A collection of multi-turn guessing games utilizing VisualGenome images and scene graphs for attribute grounding tasks. The data serves as a multi-task framework to evaluate the quality of neural representations through object identification and visual dialogue.
Pexels provided over 10,000 photographs of buildings and unique architecture in 2023. The dataset creator 'lodestones' used the CogVLM model to generate descriptive captions for each image. The dataset was last updated on the Hugging Face platform in June 2024.
This dataset inherits from the original Anthropic/hh-rlhf collection and has been formatted using the OpenAI chat convention for Direct Preference Optimization (DPO) fine-tuning. Each conversational response has been labeled for safety using the LLaMa Guard model. The dataset was uploaded by author javirandor and last updated on March 28, 2025.
Zaynoid published a dataset titled 'Vlm Train 1K' on the Hugging Face platform on 2025-12-14. The title suggests it is likely a collection of 1,000 items for training vision-language models. The specific content, format, and structure require verification after download.

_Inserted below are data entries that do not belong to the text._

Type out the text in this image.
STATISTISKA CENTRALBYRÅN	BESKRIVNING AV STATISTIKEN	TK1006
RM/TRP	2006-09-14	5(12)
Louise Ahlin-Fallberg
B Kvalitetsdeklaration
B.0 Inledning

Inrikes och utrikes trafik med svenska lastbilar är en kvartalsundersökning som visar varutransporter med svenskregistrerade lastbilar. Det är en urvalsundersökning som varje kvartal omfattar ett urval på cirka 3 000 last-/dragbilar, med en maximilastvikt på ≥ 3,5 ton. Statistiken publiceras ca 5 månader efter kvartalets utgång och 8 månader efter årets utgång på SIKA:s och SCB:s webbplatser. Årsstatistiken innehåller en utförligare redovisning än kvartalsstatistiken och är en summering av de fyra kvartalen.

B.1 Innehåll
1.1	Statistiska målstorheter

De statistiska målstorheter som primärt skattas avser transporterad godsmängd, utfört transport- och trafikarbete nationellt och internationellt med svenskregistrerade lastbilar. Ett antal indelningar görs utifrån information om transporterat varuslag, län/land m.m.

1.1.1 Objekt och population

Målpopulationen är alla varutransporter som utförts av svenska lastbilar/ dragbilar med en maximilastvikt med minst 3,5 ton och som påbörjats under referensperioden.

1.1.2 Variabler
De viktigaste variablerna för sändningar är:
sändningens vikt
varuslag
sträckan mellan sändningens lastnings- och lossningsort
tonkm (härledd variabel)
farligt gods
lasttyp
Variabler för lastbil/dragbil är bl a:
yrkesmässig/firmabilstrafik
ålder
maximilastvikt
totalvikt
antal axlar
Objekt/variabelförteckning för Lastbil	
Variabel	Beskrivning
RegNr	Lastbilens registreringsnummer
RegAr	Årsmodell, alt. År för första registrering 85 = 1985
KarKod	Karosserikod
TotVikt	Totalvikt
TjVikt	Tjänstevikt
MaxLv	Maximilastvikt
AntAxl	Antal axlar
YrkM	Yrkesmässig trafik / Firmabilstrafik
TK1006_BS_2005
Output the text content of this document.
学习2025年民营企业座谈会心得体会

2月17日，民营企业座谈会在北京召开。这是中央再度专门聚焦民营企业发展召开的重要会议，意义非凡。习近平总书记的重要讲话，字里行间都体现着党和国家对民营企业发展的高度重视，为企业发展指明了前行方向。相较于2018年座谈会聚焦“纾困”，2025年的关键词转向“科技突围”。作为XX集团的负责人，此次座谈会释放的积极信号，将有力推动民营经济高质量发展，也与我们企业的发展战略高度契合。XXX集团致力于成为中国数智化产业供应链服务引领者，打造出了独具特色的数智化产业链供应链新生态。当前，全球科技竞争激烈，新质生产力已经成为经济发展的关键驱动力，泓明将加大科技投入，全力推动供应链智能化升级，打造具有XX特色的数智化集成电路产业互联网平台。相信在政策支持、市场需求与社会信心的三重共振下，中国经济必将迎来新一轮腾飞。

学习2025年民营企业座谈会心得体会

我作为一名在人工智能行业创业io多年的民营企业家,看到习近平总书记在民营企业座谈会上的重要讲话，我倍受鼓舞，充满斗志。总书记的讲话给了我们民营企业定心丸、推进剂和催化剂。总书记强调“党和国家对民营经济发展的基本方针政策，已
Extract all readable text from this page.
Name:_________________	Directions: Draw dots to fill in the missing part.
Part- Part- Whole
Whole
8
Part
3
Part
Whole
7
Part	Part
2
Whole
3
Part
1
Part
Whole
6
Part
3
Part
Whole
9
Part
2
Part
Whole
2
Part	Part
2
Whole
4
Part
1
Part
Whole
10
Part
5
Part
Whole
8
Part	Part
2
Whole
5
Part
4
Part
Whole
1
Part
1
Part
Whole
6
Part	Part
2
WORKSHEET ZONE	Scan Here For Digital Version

12 million image-text pairs sourced from 350 manually curated subreddits covering diverse objects and scenes. The dataset utilizes subreddit names as coarse labels to guide composition without requiring manual per-instance annotation.
This dataset supports the FETA research paper, which was published as a main conference paper at NeurIPS 2022. It is used for specializing foundation models for expert task applications, with the official resources available on a dedicated GitHub repository.
Face Synthetics Spiga Captioned is a copy of the Microsoft FaceSynthetics dataset enhanced with SPIGA-calculated facial landmark annotations and BLIP-generated text captions. The dataset, created by multimodalart and last updated in March 2023, is designed for multimodal tasks involving synthetic facial imagery.
Conceptual 12M contains 12 million image-text pairs intended for vision-and-language pre-training. It was created by Google Research using a relaxed version of the data collection pipeline from Conceptual Captions 3M.
The Tumblr GIF (TGIF) dataset contains 100,000 animated GIFs and 120,000 descriptive sentences. GIFs were collected from randomly selected Tumblr posts published between May and June 2015, with sentences gathered via a crowdsourced annotation interface. It is designed for evaluating animated GIF and video description techniques.
HowTo100M contains 136 million narrated video clips sourced from 1.2 million YouTube instructional videos spanning 15 years. The dataset focuses on videos where creators teach complex tasks, covering 23,000 activities in domains like cooking, crafting, and fitness.
Mind2Web Live provides approximately 1,000 records for web navigation and interaction tasks, released by iMeanAI in October 2024. The dataset focuses on text-based web environments and is formatted for integration with modern data libraries like Polars and Dask.
Evaluation benchmarks for the Video-R1 model across video reasoning categories, including test sets for temporal and causal logic. The dataset provides the data required to replicate the reasoning performance results presented in the 'Video-R1: Reinforcing Video Reasoning in MLLMs' research paper. It is designed to test the logical and temporal inference capabilities of Multimodal Large Language Models.
Math-PUMA created this dataset to enhance mathematical reasoning through progressive upward multimodal alignment, as described in a 2024 arXiv preprint. The dataset contains English text focused on mathematics and reasoning tasks. Specific details on size, rows, and columns are not provided in the input.
Designed for text classification tasks, specifically sentiment classification, with a size category of 1K to 10K instances. It contains monolingual Russian text data, created by the author Aniemore.
Published on huggingface by author zaiquan and last updated on 2025-12-04. The dataset likely contains multimodal data for spatio-temporal video grounding tasks, which involve linking language queries to specific objects and time segments in videos. Its specific content, scale, and collection methodology require verification after download.